Have you ever wanted to fire your pottery in a small gas kiln? .....maybe an Olympic Kiln is right for you.
I am not a full time potter and did not want the expense of a large gas kiln. After much research, I purchased a 7 cubic foot , Model # 2327 , with ignition system and thermocouple safety shut-off. I also got a kiln sitter. (3 peepholes, 3 burners)
Seven years later, I decided I needed a larger kiln ( 11 cubic feet) and purchased Model #2831G without the ignition system, thermocouple safety shut-off, and without a kiln sitter. The cost was around $2200 (shop around, prices vary) This one has 4 burners, and 4 peepholes.
The drawback of the ignition system and kiln sitter is the need for a 120volt receptacle. With any power outage, or surge , your kiln will shut down. I decided not to have this on my larger kiln.
The kiln needs to be in a detached area away from your
studio, and protected on at least three sides from the wind.( with ventilation) The size is wonderful because it can be 2 feet from a wall.

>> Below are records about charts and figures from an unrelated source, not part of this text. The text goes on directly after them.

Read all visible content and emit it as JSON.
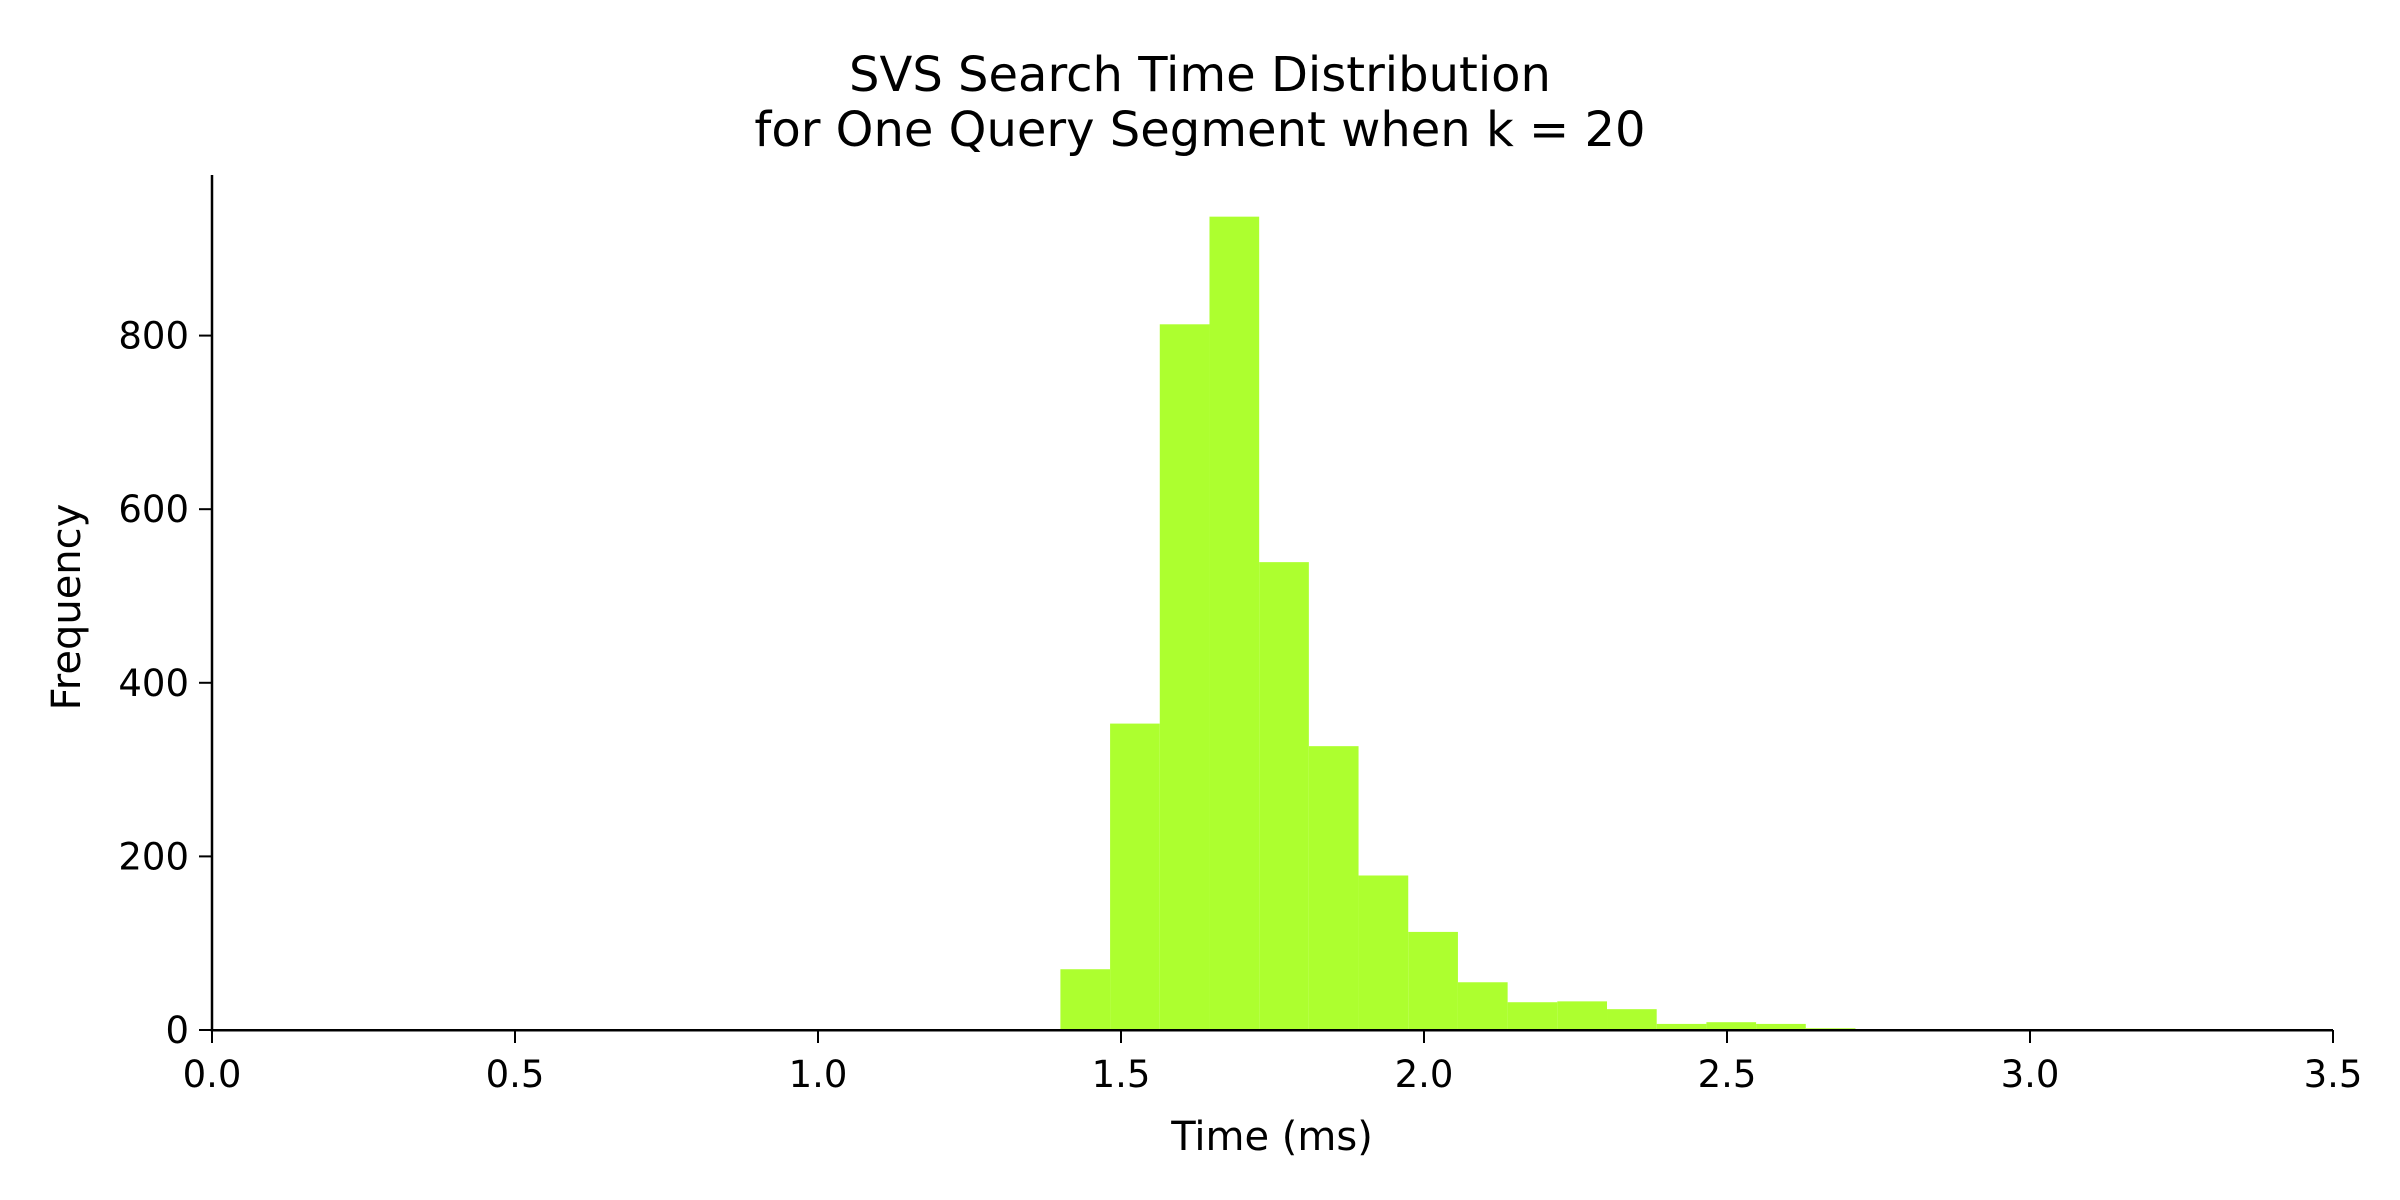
{
  "chart_data": {
    "type": "bar",
    "title": "SVS Search Time Distribution\nfor One Query Segment when k = 20",
    "title_lines": [
      "SVS Search Time Distribution",
      "for One Query Segment when k = 20"
    ],
    "xlabel": "Time (ms)",
    "ylabel": "Frequency",
    "xlim": [
      0.0,
      3.5
    ],
    "ylim": [
      0,
      985
    ],
    "x_ticks": [
      "0.0",
      "0.5",
      "1.0",
      "1.5",
      "2.0",
      "2.5",
      "3.0",
      "3.5"
    ],
    "y_ticks": [
      "0",
      "200",
      "400",
      "600",
      "800"
    ],
    "bar_color": "#adff2f",
    "grid": false,
    "legend": "none",
    "bins": [
      {
        "start": 1.4,
        "end": 1.482,
        "count": 70
      },
      {
        "start": 1.482,
        "end": 1.564,
        "count": 353
      },
      {
        "start": 1.564,
        "end": 1.646,
        "count": 813
      },
      {
        "start": 1.646,
        "end": 1.728,
        "count": 937
      },
      {
        "start": 1.728,
        "end": 1.81,
        "count": 539
      },
      {
        "start": 1.81,
        "end": 1.892,
        "count": 327
      },
      {
        "start": 1.892,
        "end": 1.974,
        "count": 178
      },
      {
        "start": 1.974,
        "end": 2.056,
        "count": 113
      },
      {
        "start": 2.056,
        "end": 2.138,
        "count": 55
      },
      {
        "start": 2.138,
        "end": 2.22,
        "count": 32
      },
      {
        "start": 2.22,
        "end": 2.302,
        "count": 33
      },
      {
        "start": 2.302,
        "end": 2.384,
        "count": 24
      },
      {
        "start": 2.384,
        "end": 2.466,
        "count": 7
      },
      {
        "start": 2.466,
        "end": 2.548,
        "count": 9
      },
      {
        "start": 2.548,
        "end": 2.63,
        "count": 7
      },
      {
        "start": 2.63,
        "end": 2.712,
        "count": 2
      },
      {
        "start": 2.712,
        "end": 2.794,
        "count": 1
      },
      {
        "start": 2.794,
        "end": 2.876,
        "count": 0
      },
      {
        "start": 2.876,
        "end": 2.958,
        "count": 0
      },
      {
        "start": 2.958,
        "end": 3.04,
        "count": 0
      },
      {
        "start": 3.04,
        "end": 3.122,
        "count": 1
      },
      {
        "start": 3.122,
        "end": 3.204,
        "count": 1
      },
      {
        "start": 3.204,
        "end": 3.286,
        "count": 0
      },
      {
        "start": 3.286,
        "end": 3.368,
        "count": 0
      },
      {
        "start": 3.368,
        "end": 3.45,
        "count": 0
      },
      {
        "start": 3.45,
        "end": 3.5,
        "count": 1
      }
    ]
  }
}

Mine is in a 10' x 10' area. I also mounted a fire board on the ceiling above the hole in the top.
I have found that the larger kiln fires "cool" on the bottom and "hot" on the top. I have compensated by firing cone 6 - 7 on the bottom, and cone 9 - 10 on the top. I can reach cone 10 in five hours with a reduction cycle. Mine is on a separate propane tank with a regulator for 11 water columns of pressure, shut off valve at kiln , and shut off valve at the tank. Have a professional install yours.
All of the pieces on my website have been fired in this kiln. It is great for my needs. You can also buy replacement parts, bricks, or a new top.